The super root is just the inverse function which solves for $x$ in the $n$ height power tower:
$$\,^nx\mathop=^\text{def} n\big\{ x^{x^{x^…}}$$
Let’s find an inverse using logarithm nesting. I am going to use
$$\bigcirc^n f(y)=n\big\{f(\dots f(y))$$ to compactify notations for some function $f$
Here is an example using $n=6$. The nesting converges to the solution $x=y=y_0$ for an input of $y=y_0$. with $$\bigcirc^{n-1}\log_{x}\left(y\right)$$
meaning $n-1$ nestings of $\log_x$:
$$\,^nx\mathop=y\implies \,^{n-1}x =\log_x(y)\implies\bigcirc^{n-1}\log_x\left(y\right)=a_1(y)=a_0(y)\implies x=\lim_{k\to\infty} a_k(y)=a_\infty(y)=\bigcirc^{n-1}\log_{\bigcirc^{n-1}\log_{\ddots}}\left(y\right)=\{\bigcirc^\infty\bigcirc^{n-1}\log_x\}(y)\implies a_{k+1}(y)= \bigcirc^{n-1}\log_{a_k(y)}\left(y\right)$$
Let’s try a few simpler cases and see if there a pattern using a new way. Note that the domain might change, but the original function still stays the same in the same domain. The final function uses $y=y_0$ for a constant $y_0$ of which we want to find the value for which the power tower will evaluate to, or a recursive nested inverse. The function will converge to the graph of a line with zero or infinite slope like in the previous example:
$n=1:$
$$x=y$$
$n=2$:
$$x^x=y=y_0\implies \ln(y)=x\ln(x)\implies x=\log_x(y_0)= \log_{\log_{…}(y_0)}(y_0)=\left[\bigcirc^\infty \log_x \right](y_0)$$
$n=3:$
$$x^{x^x}=y\implies \ln(\ln(y_0))= \ln\ln\left(x^{x^x}\right)=\ln\left(x^x\right)+\ln(\ln(x))) $$
Now we can solve for one of two branches and nesting because $x=f(x,y)=f(x=f(x,y),y)=f(f(x,y),y)$. Here is a graph showing the line segment to which the answer converges using the first method:
Let’s introduce a new notation with the subscript meaning recursion with respect to the variable:
$$\bigcirc_a^b (f(c,a))\mathop =^\text{def}n\big\{f(c,f(c,…f(c,a)))$$
$$\ln\left(x^x\right)+\ln(\ln(x)))=\ln(\ln(y))\implies x=e^{e^{\ln(\ln(y_0))-x\ln(x)}}= y_0^{x^{-x}}\implies x(y_0)= y_0^{\left(y_0^{…^{-…}} \right)^{-\left(y_0^{…^{-…}}\right)}}=\bigcirc_x ^\infty \left[y_0^{x^{-x}}\right]$$
Therefore we can do the following ignoring possible absolute value bars. Here is a graphical demonstration of the $n=4$ case showing the convergence and here is the rest of the demonstration:
$$\,^nx=n\big\{ x^{x^{…}}\ =y=y_0\implies x= y_0^\frac 1{(n-1)\big\{ x^{x^{…}} }=\sqrt[\left(\,^{n-1}x\right)]{y_0}\implies x(y_0)= \sqrt[\left(\,^{n-1}{\sqrt[\left(\,^{n-1}(…)\right)]{y_0}}\right)]{y_0}=\bigcirc_x^\infty \sqrt[\,^{n-1}x]{y_0} $$
Here is a graph of the second way using a combined method:
$$x^{x^x}=y=y_0\implies\ln\left(x^x\right)+\ln(\ln(x)))=\ln(\ln(y))\implies x=\sqrt[x]{\log_x(y_0)}\implies x(y_0)=\bigcirc_x^\infty \sqrt[x]{\log_x(y_0)} $$
So the best method would be to see what it best through testing.

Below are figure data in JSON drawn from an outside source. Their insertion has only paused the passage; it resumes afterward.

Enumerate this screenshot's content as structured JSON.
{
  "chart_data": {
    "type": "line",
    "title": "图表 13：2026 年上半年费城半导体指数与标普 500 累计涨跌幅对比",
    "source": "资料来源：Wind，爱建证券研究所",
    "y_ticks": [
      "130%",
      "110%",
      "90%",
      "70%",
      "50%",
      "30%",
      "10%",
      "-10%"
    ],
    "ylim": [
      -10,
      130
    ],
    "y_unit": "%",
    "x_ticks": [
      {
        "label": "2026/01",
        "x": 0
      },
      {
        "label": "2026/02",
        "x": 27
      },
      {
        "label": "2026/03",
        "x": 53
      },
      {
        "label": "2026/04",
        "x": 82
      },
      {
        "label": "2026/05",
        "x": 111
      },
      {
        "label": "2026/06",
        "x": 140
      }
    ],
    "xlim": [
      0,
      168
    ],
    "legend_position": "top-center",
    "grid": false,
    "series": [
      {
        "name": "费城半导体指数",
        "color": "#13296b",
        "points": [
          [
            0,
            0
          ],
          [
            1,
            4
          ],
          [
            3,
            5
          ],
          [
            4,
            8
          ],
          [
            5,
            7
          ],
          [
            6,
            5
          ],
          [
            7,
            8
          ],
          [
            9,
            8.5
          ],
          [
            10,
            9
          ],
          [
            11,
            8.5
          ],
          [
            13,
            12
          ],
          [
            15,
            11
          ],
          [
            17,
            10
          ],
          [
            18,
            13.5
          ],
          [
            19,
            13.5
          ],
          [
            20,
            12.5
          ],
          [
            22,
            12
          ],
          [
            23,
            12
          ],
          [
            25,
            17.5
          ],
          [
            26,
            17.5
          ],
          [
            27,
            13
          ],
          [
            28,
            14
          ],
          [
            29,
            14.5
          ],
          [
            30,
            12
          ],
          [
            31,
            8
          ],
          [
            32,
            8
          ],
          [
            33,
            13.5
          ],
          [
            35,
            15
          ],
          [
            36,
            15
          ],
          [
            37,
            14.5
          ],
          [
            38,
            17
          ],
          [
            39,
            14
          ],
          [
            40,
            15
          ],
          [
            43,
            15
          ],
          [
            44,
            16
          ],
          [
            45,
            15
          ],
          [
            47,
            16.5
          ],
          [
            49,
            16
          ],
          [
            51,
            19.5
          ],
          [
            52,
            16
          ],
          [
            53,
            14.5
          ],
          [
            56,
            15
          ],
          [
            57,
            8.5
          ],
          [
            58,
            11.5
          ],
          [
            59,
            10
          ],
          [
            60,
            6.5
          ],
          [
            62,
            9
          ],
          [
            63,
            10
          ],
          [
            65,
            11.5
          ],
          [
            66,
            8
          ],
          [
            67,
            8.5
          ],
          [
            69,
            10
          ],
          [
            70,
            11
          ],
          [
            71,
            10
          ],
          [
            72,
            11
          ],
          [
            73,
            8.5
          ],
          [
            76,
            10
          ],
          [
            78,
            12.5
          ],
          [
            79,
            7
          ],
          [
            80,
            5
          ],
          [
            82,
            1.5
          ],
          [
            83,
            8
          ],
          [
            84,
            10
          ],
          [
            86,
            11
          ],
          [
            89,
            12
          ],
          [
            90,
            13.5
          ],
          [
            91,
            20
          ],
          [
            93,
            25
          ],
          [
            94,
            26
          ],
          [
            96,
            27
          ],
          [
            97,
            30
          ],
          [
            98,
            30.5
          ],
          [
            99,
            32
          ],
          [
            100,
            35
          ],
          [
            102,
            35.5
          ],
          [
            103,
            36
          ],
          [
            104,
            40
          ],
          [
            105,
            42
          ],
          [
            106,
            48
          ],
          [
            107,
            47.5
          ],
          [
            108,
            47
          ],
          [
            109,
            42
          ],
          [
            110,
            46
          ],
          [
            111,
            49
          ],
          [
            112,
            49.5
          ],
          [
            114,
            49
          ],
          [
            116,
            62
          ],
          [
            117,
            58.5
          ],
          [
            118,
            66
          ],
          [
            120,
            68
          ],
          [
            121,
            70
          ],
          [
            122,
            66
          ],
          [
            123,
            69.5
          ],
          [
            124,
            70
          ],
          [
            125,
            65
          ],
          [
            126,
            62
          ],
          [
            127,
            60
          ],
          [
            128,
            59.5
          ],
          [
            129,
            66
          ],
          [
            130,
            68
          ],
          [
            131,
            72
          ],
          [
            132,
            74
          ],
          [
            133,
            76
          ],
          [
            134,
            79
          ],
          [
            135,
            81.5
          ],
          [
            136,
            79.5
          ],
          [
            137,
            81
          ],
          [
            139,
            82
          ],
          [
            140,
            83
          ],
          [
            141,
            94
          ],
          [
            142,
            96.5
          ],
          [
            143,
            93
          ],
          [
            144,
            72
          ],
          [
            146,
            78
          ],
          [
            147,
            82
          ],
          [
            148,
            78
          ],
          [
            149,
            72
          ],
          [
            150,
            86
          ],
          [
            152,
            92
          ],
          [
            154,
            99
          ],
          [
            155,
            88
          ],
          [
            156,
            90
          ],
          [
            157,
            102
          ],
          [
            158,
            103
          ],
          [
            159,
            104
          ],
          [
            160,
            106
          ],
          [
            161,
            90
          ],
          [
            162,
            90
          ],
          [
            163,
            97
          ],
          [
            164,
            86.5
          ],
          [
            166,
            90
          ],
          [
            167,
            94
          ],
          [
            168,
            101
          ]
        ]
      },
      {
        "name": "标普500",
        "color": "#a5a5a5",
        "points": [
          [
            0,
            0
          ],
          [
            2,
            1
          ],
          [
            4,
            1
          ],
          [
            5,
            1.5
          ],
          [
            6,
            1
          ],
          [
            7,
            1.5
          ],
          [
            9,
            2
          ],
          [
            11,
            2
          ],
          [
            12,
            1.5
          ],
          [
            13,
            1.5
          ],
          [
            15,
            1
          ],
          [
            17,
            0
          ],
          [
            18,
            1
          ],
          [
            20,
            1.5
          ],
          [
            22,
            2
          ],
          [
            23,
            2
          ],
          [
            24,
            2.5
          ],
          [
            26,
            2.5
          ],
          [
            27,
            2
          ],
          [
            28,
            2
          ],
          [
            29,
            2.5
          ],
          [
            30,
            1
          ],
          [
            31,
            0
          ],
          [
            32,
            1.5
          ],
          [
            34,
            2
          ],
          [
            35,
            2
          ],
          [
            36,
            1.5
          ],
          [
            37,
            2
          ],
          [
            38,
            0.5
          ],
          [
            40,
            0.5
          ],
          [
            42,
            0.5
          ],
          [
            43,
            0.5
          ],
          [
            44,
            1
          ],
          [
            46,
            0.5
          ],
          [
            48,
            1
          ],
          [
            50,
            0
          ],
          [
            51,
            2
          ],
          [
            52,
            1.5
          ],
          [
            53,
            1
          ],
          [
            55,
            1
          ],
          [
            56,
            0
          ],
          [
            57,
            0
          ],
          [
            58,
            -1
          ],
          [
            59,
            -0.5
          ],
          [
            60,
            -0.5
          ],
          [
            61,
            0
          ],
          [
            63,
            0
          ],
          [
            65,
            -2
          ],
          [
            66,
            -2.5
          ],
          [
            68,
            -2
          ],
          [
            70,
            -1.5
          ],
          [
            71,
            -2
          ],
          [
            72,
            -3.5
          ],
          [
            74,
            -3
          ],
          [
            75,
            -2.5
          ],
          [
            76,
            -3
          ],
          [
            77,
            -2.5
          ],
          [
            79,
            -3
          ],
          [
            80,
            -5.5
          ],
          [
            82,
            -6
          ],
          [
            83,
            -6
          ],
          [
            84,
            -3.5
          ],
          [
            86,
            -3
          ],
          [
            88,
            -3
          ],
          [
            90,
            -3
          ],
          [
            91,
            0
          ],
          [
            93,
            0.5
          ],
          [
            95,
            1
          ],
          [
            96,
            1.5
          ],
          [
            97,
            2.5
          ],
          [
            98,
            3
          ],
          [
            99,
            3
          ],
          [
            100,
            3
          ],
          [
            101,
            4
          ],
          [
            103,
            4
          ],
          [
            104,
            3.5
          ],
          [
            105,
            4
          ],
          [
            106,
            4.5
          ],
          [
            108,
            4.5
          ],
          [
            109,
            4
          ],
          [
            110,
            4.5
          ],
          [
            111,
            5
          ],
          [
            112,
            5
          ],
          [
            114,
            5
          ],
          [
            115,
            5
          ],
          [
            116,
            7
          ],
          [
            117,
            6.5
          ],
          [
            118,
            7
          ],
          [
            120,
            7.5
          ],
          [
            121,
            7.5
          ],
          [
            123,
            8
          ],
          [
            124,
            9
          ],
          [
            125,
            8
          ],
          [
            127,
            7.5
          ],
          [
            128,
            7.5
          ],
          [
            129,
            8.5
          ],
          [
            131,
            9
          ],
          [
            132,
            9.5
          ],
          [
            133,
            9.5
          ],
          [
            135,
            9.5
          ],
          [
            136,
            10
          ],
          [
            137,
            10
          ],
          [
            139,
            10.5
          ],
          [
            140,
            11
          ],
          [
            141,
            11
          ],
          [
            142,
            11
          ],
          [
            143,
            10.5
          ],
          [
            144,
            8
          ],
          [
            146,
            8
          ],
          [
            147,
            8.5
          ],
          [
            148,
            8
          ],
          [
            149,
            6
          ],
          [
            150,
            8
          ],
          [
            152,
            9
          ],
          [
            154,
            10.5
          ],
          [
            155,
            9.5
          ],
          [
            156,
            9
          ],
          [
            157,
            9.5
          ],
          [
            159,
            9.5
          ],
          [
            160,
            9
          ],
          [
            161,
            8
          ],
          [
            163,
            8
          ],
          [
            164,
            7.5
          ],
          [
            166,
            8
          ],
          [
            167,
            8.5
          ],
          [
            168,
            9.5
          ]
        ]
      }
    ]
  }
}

Here is a “closed” form using the Fixed Point operator and Functional Root operator. The subscripts indicate the kth root. For convention, let the $k\in\Bbb N=1,2,3,…$ with the $1$st being the one closest to $0$. The other argument just tells the variable the operator is with respect to. Note that the fixed point has no index, so the result will be a set of all fixed points which can also be combined with the pre-recursion equation:
$$\,^n x=y\implies x=\left[x, ^n x=y \right]_k$$
$$^n x=y\implies ^n x-y+x=x\implies x=\{x\}=\text{FixedPoint}[x, ^n x-y+x]$$
Please correct me and give me some feedback.